Having refused to give Workers News access to the actual figures, Lamberton, the EPA's representative claimed that the monitoring from September to January showed that the level of benzene in the air was higher in the Sydney CBD than at Flagstaff Hill. Even if true, this would only prove how deadly it would be to live on a street corner in the highly polluted city.

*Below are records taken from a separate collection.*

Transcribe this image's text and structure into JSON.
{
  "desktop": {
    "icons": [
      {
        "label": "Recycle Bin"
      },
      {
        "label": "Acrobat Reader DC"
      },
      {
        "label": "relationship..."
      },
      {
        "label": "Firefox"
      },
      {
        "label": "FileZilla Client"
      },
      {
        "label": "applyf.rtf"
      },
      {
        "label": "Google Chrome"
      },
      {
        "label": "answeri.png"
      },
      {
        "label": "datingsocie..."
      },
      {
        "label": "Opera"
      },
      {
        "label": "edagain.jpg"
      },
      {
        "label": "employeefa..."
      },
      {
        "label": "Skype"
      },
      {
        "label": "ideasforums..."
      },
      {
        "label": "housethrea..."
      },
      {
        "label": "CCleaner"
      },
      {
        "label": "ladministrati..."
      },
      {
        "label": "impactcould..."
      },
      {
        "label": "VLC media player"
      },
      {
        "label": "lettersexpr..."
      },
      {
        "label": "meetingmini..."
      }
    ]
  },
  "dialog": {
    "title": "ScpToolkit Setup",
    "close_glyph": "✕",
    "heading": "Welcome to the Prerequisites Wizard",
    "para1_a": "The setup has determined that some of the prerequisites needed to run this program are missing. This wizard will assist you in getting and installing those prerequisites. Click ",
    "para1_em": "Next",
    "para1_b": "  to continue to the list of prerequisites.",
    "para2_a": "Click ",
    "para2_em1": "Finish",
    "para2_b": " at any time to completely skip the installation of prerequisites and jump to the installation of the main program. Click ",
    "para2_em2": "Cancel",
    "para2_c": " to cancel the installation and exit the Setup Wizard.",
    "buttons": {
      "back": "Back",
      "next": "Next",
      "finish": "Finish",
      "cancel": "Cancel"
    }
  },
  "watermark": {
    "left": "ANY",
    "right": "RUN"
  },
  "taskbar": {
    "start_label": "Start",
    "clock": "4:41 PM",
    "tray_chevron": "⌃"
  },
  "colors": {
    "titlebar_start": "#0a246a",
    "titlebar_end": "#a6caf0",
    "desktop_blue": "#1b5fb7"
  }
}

BHP's spokesmen, Archer and Edgar, also claim that although the levels of benzene around the coke ovens and gas processing plant are much higher, they remain within the WorkSafe Australia exposure standard. This standard, five parts per million, is 50 times higher than the US workplace standard.

Well before the Illawarra Public Health Unit task force presents its report, BHP, which sits on its steering committee, is making clear publicly that it expects the report to clear it of all responsibility. But the company's attempt to deny the scientific record comes as mounting evidence is produced by workers and residents that the leukaemia cases are only the tip of the iceberg of a wider cancer crisis caused by industrial pollution.